Parti sosyallikle eşanlamlı değildir

Kendinizi sosyal bir insan olarak tanımlasanız bile, aldığınız tüm parti davetlerini kabul etmek zorunda değilsiniz. Yine de insanları seveceksiniz. Yine de iyi vakit geçirmenin yollarını bulacaksınız. Ama partilerde değil. Çünkü partilerden nefret ediyorsunuz!

Partilere gitmek sosyal insanlar için bir zorunluluk değildir. Yorucu ve hatta bazen streslidir. Bu nedenle, sosyal arkadaşınız için gürültülü bir Cuma gecesi planlamadan önce, ona partileri sevip sevmediğini sormayı unutmayın.

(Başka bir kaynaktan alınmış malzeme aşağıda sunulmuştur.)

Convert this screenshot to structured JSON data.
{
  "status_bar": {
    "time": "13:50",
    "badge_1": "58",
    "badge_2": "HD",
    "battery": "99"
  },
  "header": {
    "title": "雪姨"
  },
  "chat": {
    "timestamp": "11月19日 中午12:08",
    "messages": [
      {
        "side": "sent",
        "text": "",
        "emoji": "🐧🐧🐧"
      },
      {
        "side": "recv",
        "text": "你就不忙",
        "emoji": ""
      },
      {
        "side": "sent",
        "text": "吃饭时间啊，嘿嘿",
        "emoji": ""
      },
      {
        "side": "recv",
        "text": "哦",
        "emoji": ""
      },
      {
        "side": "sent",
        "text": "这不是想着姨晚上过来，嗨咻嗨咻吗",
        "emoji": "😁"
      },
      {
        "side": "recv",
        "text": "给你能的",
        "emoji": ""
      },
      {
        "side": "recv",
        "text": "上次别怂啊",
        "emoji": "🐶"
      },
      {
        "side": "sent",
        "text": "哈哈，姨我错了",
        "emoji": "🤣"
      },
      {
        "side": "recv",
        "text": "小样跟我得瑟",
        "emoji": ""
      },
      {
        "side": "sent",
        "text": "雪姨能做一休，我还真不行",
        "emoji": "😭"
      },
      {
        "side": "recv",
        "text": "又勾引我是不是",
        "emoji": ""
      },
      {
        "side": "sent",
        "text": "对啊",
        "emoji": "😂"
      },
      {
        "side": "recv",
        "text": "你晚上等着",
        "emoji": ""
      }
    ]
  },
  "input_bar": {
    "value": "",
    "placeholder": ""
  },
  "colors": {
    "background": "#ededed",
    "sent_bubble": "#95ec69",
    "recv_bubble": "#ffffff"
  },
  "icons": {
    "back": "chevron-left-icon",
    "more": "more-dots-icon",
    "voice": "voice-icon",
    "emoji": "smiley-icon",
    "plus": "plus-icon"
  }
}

Ayrıca bakınız: Zaman ayırmaya değmeyeceğinin 20 işareti

Ve eğer sosyal olmak isteyen ama evde kalmak için güçlü bir istek duyan biriyseniz, rahatlayın çünkü bu normaldir. Sosyal insanlar partilerden nefret eder!




Billy Crawford
Billy Crawford
Billy Crawford, bu alanda on yıldan fazla deneyime sahip deneyimli bir yazar ve blog yazarıdır. Bireylerin ve işletmelerin hayatlarını ve operasyonlarını iyileştirmelerine yardımcı olabilecek yenilikçi ve pratik fikirleri araştırma ve paylaşma tutkusuna sahiptir. Yazıları, blogunu ilgi çekici ve aydınlatıcı bir okuma haline getiren benzersiz bir yaratıcılık, içgörü ve mizah karışımı ile karakterize edilir. Billy'nin uzmanlığı iş, teknoloji, yaşam tarzı ve kişisel gelişim gibi çok çeşitli konuları kapsar. Ayrıca, 20'den fazla ülkeyi ziyaret etmiş ve artmaya devam eden, kendini adamış bir gezgin. Billy yazmadığı veya dünyayı gezmediği zamanlarda spor yapmaktan, müzik dinlemekten ve ailesi ve arkadaşlarıyla vakit geçirmekten hoşlanır.